Unlike the trend, I am not afraid of using the word ‘feminism’. The dreaded F-word that carries a nonsensical amount of baggage and resentment. This is not an attempt to provide a precise definition, nor an appeal to reconsider its usage. In fact, I am absolutely unconcerned with the constant cultural conflict that is little more than petty feuding. The following is a critique and a modification of what has become commonly known as ‘feminism’. It is independent and of itself.
In humor I have called it ‘Red Sonja feminism’, a feminism not of perpetual victimhood and slavishness, rather one of strength and wholeness. There are inequalities in the US and globally. Certain social ills such as rape and spousal abuse is a serious matter and should be handled carefully. The major difference I am aiming to present is the framing and values concerning the whole picture. The current reckless communication commonly used when discussing these issues has only resulted in more problems, not less. There must be a shift from perpetual weakness to triumphant overcoming.
The words ‘her own divine’ were chosen not as a saccharine nod to goddess worship, nor a nod to diva female empowerment. It is the conveyance of wholeness which I define as a woman whose self-value is not contingent on male approval, and likewise who affirm themselves as their own. For the sake of discussion let’s use the fictional Red Sonja, she does not look to male approval nor does she see herself as a victim or carry resentment toward the world. The framing of “I am the oppressed, they are the oppressor’ is not found. This is what I am driving at, this slave mind state must be abandoned. It is incomplete and impoverished.
The pagan female deities of old, such as Artemis or Freyja, were not weaklings filled with resentful anger toward the oppressive ‘Other’. In one interpretation of myth, Actaeon the hunter committed a transgression, some say attempted to force himself onto Artemis, and in turn Artemis turned him into a stag to be hunted. A woman does not require male validation, nor does she require salvation. In current social justice feminism there is the perpetual ‘we are the oppressed’ mind state, it is one of weakness and self-pity. One can address social inequalities and injustices without being the permanent victim, the permanent lesser. In her own divine, in her own self, she is complete and whole.
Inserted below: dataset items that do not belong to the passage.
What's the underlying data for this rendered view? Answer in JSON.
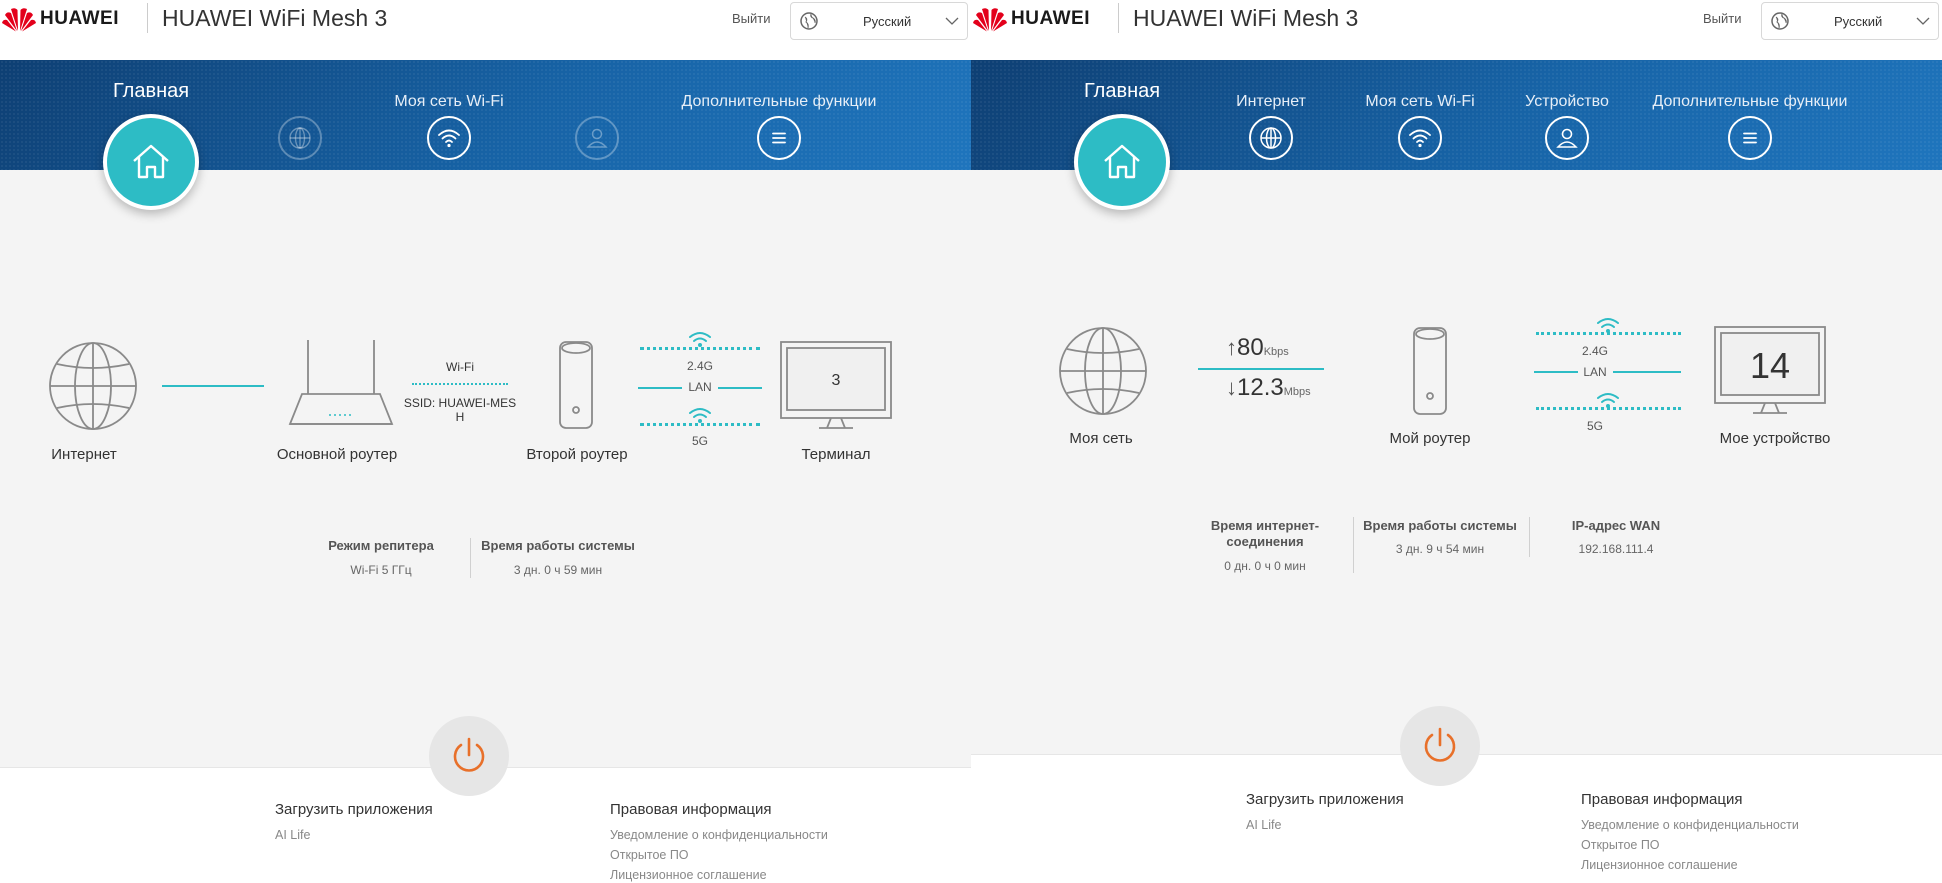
{
  "left": {
    "header": {
      "brand": "HUAWEI",
      "title": "HUAWEI WiFi Mesh 3",
      "logout": "Выйти",
      "language": "Русский"
    },
    "nav": {
      "home": "Главная",
      "wifi": "Моя сеть Wi-Fi",
      "more": "Дополнительные функции"
    },
    "topology": {
      "internet": "Интернет",
      "main_router": "Основной роутер",
      "wifi_label": "Wi-Fi",
      "ssid": "SSID: HUAWEI-MESH",
      "second_router": "Второй роутер",
      "band_24": "2.4G",
      "lan": "LAN",
      "band_5": "5G",
      "terminal": "Терминал",
      "terminal_count": "3"
    },
    "stats": [
      {
        "title": "Режим репитера",
        "value": "Wi-Fi 5 ГГц"
      },
      {
        "title": "Время работы системы",
        "value": "3 дн. 0 ч 59 мин"
      }
    ],
    "footer": {
      "apps_title": "Загрузить приложения",
      "apps_link": "AI Life",
      "legal_title": "Правовая информация",
      "legal_links": [
        "Уведомление о конфиденциальности",
        "Открытое ПО",
        "Лицензионное соглашение"
      ]
    }
  },
  "right": {
    "header": {
      "brand": "HUAWEI",
      "title": "HUAWEI WiFi Mesh 3",
      "logout": "Выйти",
      "language": "Русский"
    },
    "nav": {
      "home": "Главная",
      "internet": "Интернет",
      "wifi": "Моя сеть Wi-Fi",
      "device": "Устройство",
      "more": "Дополнительные функции"
    },
    "topology": {
      "my_network": "Моя сеть",
      "upload_value": "80",
      "upload_unit": "Kbps",
      "download_value": "12.3",
      "download_unit": "Mbps",
      "my_router": "Мой роутер",
      "band_24": "2.4G",
      "lan": "LAN",
      "band_5": "5G",
      "my_device": "Мое устройство",
      "device_count": "14"
    },
    "stats": [
      {
        "title_line1": "Время интернет-",
        "title_line2": "соединения",
        "value": "0 дн. 0 ч 0 мин"
      },
      {
        "title": "Время работы системы",
        "value": "3 дн. 9 ч 54 мин"
      },
      {
        "title": "IP-адрес WAN",
        "value": "192.168.111.4"
      }
    ],
    "footer": {
      "apps_title": "Загрузить приложения",
      "apps_link": "AI Life",
      "legal_title": "Правовая информация",
      "legal_links": [
        "Уведомление о конфиденциальности",
        "Открытое ПО",
        "Лицензионное соглашение"
      ]
    }
  },
  "colors": {
    "accent": "#2dbcc5",
    "nav_dark": "#0e3f73",
    "nav_light": "#1f75bd",
    "power": "#e8702a",
    "brand_red": "#e3001b"
  }
}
A historical example is the fierce warrior Boudica, queen of a Celtic tribe AD 60, her husband was killed by Roman invaders, she was flogged, her daughters raped. In retaliation Boudica gathered her forces and razed three cities, slaughtering around 70-80,000 Romans and Britons. We live in a civil time where this is unacceptable, but the state of mind should be no different. She refused to be oppressed, she was not the oppressed, there was no oppressor, and she made sure of it. She was a force unto herself which did not acknowledge the oppressed/oppressor dichotomy.
Let me state again ‘her own divine’ does not refer to fluffy goddesses or over-eager divas. It is one complete in themselves, a wrathful nuclear force that has transcended the oppressed/oppressor dichotomy. A victor in mind and body, not the resentful underling spitting at those supposedly ‘privileged’. If inequalities and injustices were approached with this frame of mind, the mind of a victor, there would be a drastic change in discourse. Complete women and complete men working together to address social ills, not as opposing forces but complimentary forces. The venomous resentment between man and woman must stop. It is petty minded, both still stuck in the victim mind state and unceasing insecurity. A god unto himself, a goddess unto herself.
This may sound ideal, optimistic, too difficult for many, perhaps it is. This is not meant to be the ultimate answer, definition, or resolution. It is my understanding of feminism, if I dare use the loaded term. Being a perpetual victim is not something to strive for, it is not a badge of courage, it does not make one a saintly martyr or a downtrodden peacemaker, such a perspective is entropy draped in self-righteous pity. Think of Boudica, Hypatia, not the resentful underling that is defined by the oppressive ‘Other’.